OxBlog

Sunday, August 29, 2004

# Posted 1:57 AM by Ariel David Adesnik  

WHAT THE PROTESTERS ARE SAYING: Here's a passage from the Unity Statement of United for Peace and Justice, the umbrella group organizing tomorrow's largest protest (which I'll be covering):
It is now clear the war on Iraq was the leading edge of a relentless drive for U.S. empire...This military strategy brutally reinforces the empire-building agenda of corporate globalization, which uses “free trade” policies to concentrate power and wealth in the hands of a few by attacking labor and environmental protections, reducing governments’ control over their country’s economies, and slashing public services...

Emboldened by its military victory in Iraq, the Bush administration has warned Syria, Iran, Cuba, and North Korea that if they don’t comply with U.S. demands, they, too, could be subject to “pre-emptive war” and “regime change.”
No!
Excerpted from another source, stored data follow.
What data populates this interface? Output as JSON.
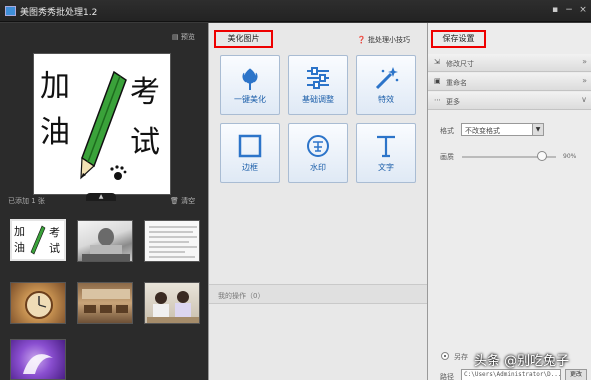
{
  "window": {
    "title": "美图秀秀批处理1.2",
    "controls": [
      "▪",
      "−",
      "×"
    ]
  },
  "left_panel": {
    "preview_link": "预览",
    "added_label": "已添加 1 张",
    "clear_label": "清空",
    "collapse_glyph": "▲",
    "preview_image": {
      "chars": [
        "加",
        "油",
        "考",
        "试"
      ],
      "colors": {
        "pencil": "#3aa23a",
        "ink": "#111111"
      }
    },
    "thumbnails": [
      {
        "name": "poster-thumb"
      },
      {
        "name": "child-thumb"
      },
      {
        "name": "document-thumb"
      },
      {
        "name": "clock-thumb"
      },
      {
        "name": "classroom-thumb"
      },
      {
        "name": "students-thumb"
      },
      {
        "name": "purple-thumb"
      }
    ]
  },
  "center_panel": {
    "tab_label": "美化图片",
    "tips_link": "批处理小技巧",
    "tools": [
      {
        "label": "一键美化",
        "icon": "tulip-icon"
      },
      {
        "label": "基础调整",
        "icon": "sliders-icon"
      },
      {
        "label": "特效",
        "icon": "magic-wand-icon"
      },
      {
        "label": "边框",
        "icon": "frame-icon"
      },
      {
        "label": "水印",
        "icon": "watermark-icon"
      },
      {
        "label": "文字",
        "icon": "text-icon"
      }
    ],
    "ops_label": "我的操作（0）"
  },
  "right_panel": {
    "tab_label": "保存设置",
    "sections": [
      {
        "label": "修改尺寸",
        "icon": "resize-icon"
      },
      {
        "label": "重命名",
        "icon": "rename-icon"
      },
      {
        "label": "更多",
        "icon": "more-icon"
      }
    ],
    "format_label": "格式",
    "format_value": "不改变格式",
    "quality_label": "画质",
    "quality_value": "90%",
    "quality_fraction": 0.85,
    "radio_label": "另存",
    "path_label": "路径",
    "path_value": "C:\\Users\\Administrator\\D...",
    "browse_label": "更改"
  },
  "overlay": {
    "watermark_text": "头条 @别吃兔子"
  },
  "colors": {
    "highlight_box": "#e00000",
    "tool_icon": "#2c74c9",
    "dark_panel": "#2b2b2b"
  }
}
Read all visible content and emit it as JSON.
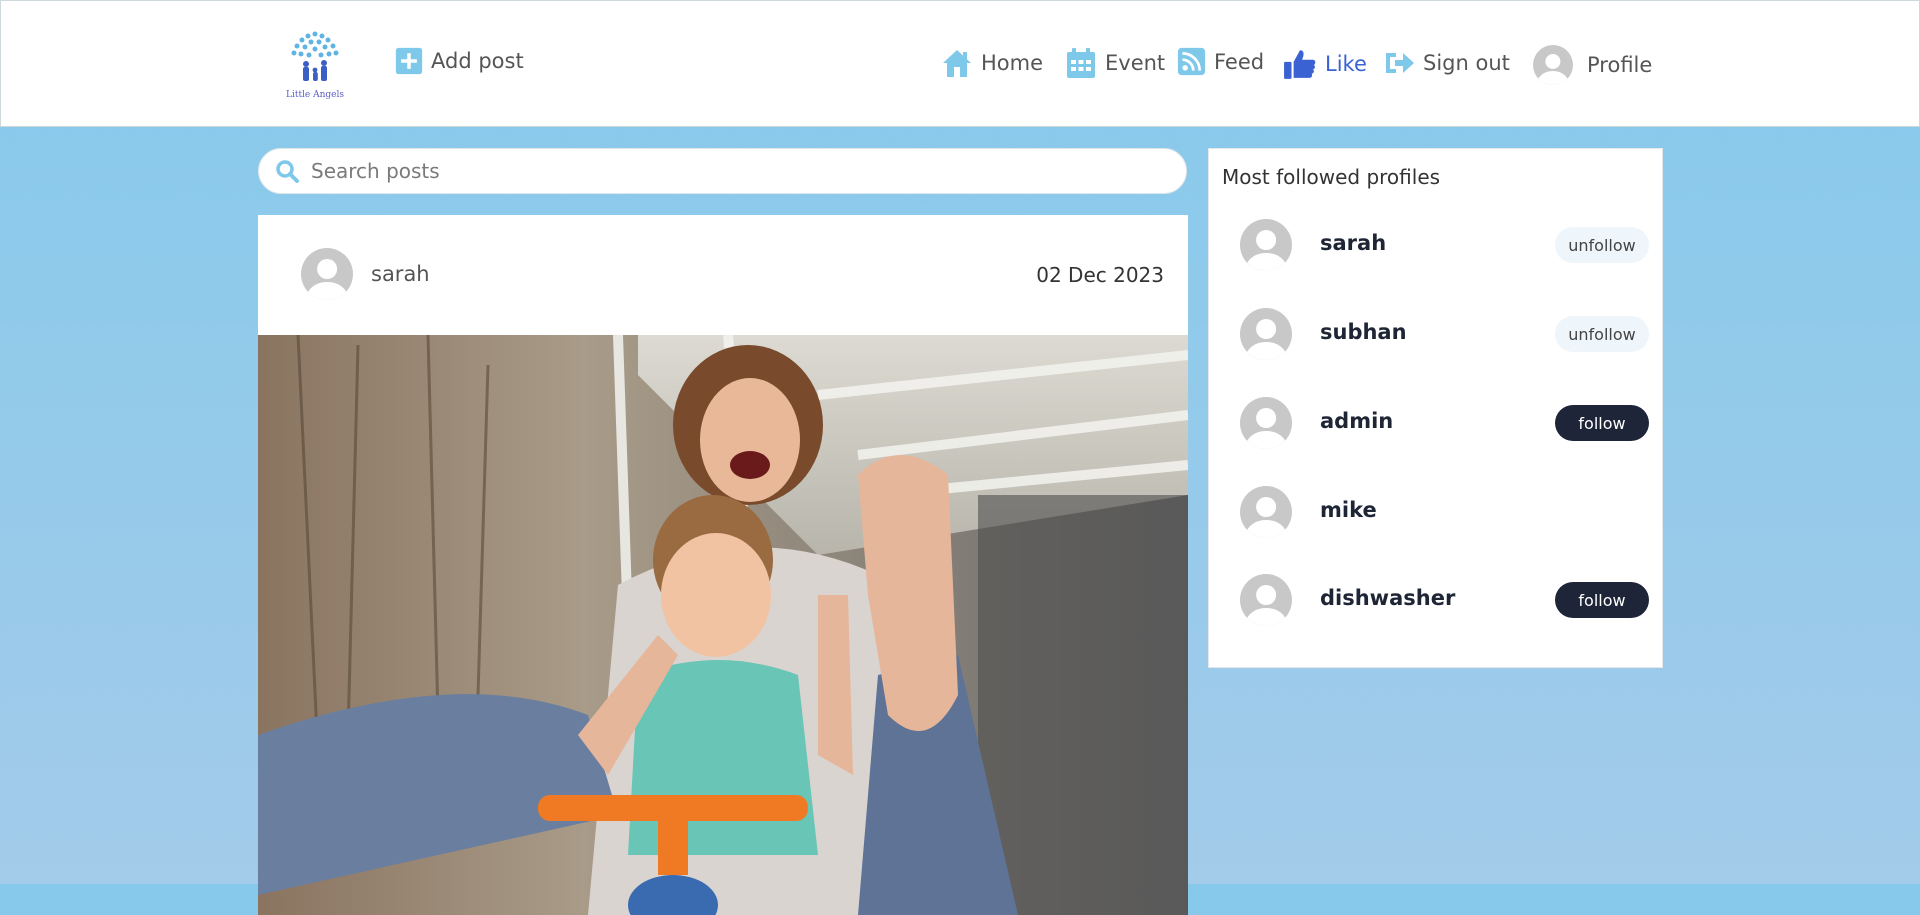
{
  "header": {
    "logo_text": "Little Angels",
    "add_post": "Add post",
    "nav": [
      {
        "label": "Home",
        "icon": "home-icon"
      },
      {
        "label": "Event",
        "icon": "calendar-icon"
      },
      {
        "label": "Feed",
        "icon": "rss-icon"
      },
      {
        "label": "Like",
        "icon": "thumbs-up-icon",
        "active": true
      },
      {
        "label": "Sign out",
        "icon": "sign-out-icon"
      },
      {
        "label": "Profile",
        "icon": "avatar"
      }
    ]
  },
  "search": {
    "placeholder": "Search posts"
  },
  "post": {
    "author": "sarah",
    "date": "02 Dec 2023"
  },
  "sidebar": {
    "title": "Most followed profiles",
    "profiles": [
      {
        "name": "sarah",
        "action": "unfollow"
      },
      {
        "name": "subhan",
        "action": "unfollow"
      },
      {
        "name": "admin",
        "action": "follow"
      },
      {
        "name": "mike",
        "action": ""
      },
      {
        "name": "dishwasher",
        "action": "follow"
      }
    ]
  },
  "colors": {
    "accent": "#86c9eb",
    "active": "#3a62d3",
    "dark_button": "#1e2538",
    "icon": "#7ec8ea"
  }
}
Not North Korea!

Now's here an excerpt from a 2003 interview with Leslie Cagan, the national coordinator of UFPJ:

[Interviewer]: I heard one of the big three radio networks in their coverage of the Washington march to stop the war, and they described the message coming out of the Oct. 25 rally as a call "to abandon Iraq" -- very highly charged words and a description. How do you respond to those who say that pulling out U.S. forces now from Iraq, would be a recipe for disaster both for Iraq and the
United States?

Leslie Cagan: Well, you know that's been said before in other
situations. People said during the Vietnam era, "We can't leave because there would be a nightmare, there'd be a bloodbath." And in fact when the U.S. left Vietnam that's when the war ended and the bloodbath stopped.

It's true, it's true. North Vietnam did not invade South Vietnam after the United States left. Tens of thousands of Vietnamese 'boat people' didn't become refugees after the American withdrawal. And the Khmer Rouge certainly didn't commit genocide after the United States went home.